A superconducting magnet is an electromagnet where the coils are made of a type II superconductor. It can easily create steady magnetic fields of 100,000 Oersted (8,000,000 amperes per meter). They produce stronger magnetic fields than standard iron-core electromagnets and cost less to operate.
In order to understand what a superconducting magnet is, it is important to know a bit about superconductivity. When certain metals and ceramics are cooled from a range of degrees near absolute zero, they lose their electrical resistance. This temperature is called critical temperature (Tc) and is different for each material. When there is no electrical resistance, electrons can roam freely throughout the material. The element can hold large amounts of current for long periods of time without losing energy as heat. This ability to hold an extreme electrical charge is called superconductivity.
Most metals have a woven sort of atomic structure. Their electrons are loosely held, so that they can move easily in and out of the woven pattern. As the electrons move, they collide with atoms and lose energy in the form of heat. Metals are able to heat and conduct electricity very well because of this. This is why pots and pans and things like toaster ovens are constructed of metal.
In a superconductor, the electrons travel in pairs and move between atoms, instead of colliding with them. As a negatively charged electron moves though the weave with positively charged atoms, it pulls on those positive atoms. Another electron is drawn towards the resistance and pairs up with the original electron. They are constantly breaking free and joining with other electrons, but with little to no resistance. For this reason, they do not lose heat and energy like standard metal.
Type II superconductors are the kind used in the coils of a superconducting magnet. A type II superconductor reaches Tc at a lower temperature than type I superconductors. They have a gradual transition from superconducting to their normal state within a magnetic field. These two characteristics allow them to conduct higher currents than type I.
A superconducting magnet can be used for magnetic levitation.
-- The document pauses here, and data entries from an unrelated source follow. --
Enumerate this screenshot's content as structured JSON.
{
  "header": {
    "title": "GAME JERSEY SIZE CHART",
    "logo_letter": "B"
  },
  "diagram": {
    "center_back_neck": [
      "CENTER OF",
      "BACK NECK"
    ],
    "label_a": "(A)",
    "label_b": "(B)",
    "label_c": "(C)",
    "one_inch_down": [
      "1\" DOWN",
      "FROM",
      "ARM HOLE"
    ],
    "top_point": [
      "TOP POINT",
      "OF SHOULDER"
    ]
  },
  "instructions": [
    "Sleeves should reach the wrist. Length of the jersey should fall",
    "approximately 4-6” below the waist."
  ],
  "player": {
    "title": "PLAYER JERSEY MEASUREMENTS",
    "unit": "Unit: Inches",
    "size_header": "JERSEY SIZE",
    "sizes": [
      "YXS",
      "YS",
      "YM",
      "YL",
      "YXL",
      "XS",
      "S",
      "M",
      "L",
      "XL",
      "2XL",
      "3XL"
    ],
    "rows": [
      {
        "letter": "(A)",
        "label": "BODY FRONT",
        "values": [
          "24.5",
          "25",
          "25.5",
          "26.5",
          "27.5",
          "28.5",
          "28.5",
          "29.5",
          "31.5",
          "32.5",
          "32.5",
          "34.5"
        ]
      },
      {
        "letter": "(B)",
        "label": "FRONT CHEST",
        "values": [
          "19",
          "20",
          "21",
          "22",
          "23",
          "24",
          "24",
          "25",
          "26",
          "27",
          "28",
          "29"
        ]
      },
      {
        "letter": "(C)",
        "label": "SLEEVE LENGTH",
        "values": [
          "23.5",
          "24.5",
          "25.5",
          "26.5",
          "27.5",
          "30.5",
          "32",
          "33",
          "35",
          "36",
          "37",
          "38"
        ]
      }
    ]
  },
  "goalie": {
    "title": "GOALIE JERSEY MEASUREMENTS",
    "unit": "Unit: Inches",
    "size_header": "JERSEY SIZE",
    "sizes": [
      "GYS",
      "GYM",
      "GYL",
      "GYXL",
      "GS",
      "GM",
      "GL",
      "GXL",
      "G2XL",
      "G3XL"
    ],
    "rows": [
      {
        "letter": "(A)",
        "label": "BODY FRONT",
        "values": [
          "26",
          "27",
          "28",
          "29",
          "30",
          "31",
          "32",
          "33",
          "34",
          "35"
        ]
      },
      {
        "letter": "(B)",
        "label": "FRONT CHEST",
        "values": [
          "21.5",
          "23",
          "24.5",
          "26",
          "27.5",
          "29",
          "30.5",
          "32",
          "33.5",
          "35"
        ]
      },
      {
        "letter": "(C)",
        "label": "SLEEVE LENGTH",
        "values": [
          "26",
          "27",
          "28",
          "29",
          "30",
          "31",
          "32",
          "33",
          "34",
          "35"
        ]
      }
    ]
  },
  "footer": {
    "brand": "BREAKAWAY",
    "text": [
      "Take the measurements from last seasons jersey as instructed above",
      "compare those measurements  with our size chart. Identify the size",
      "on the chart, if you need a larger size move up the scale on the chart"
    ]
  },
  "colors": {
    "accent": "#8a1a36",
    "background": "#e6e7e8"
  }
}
In the Meissner Effect, a superconductive disk is placed beneath a magnet and cooled using liquid nitrogen. The superconductor is open to accept a charge because it is cooled, the magnet induces a current and therefore magnetic field in the superconductor, and the magnet begins to float over that field.
Research is in the works to use a superconducting magnet for a levitating train system. It also is being considered for making small but powerful magnets in use for magnetic resonance imaging (MRI). Long-term plans include discovering materials that can produce superconductivity without freezing. If this material is discovered, it will change the future of many fields including transportation and energy production.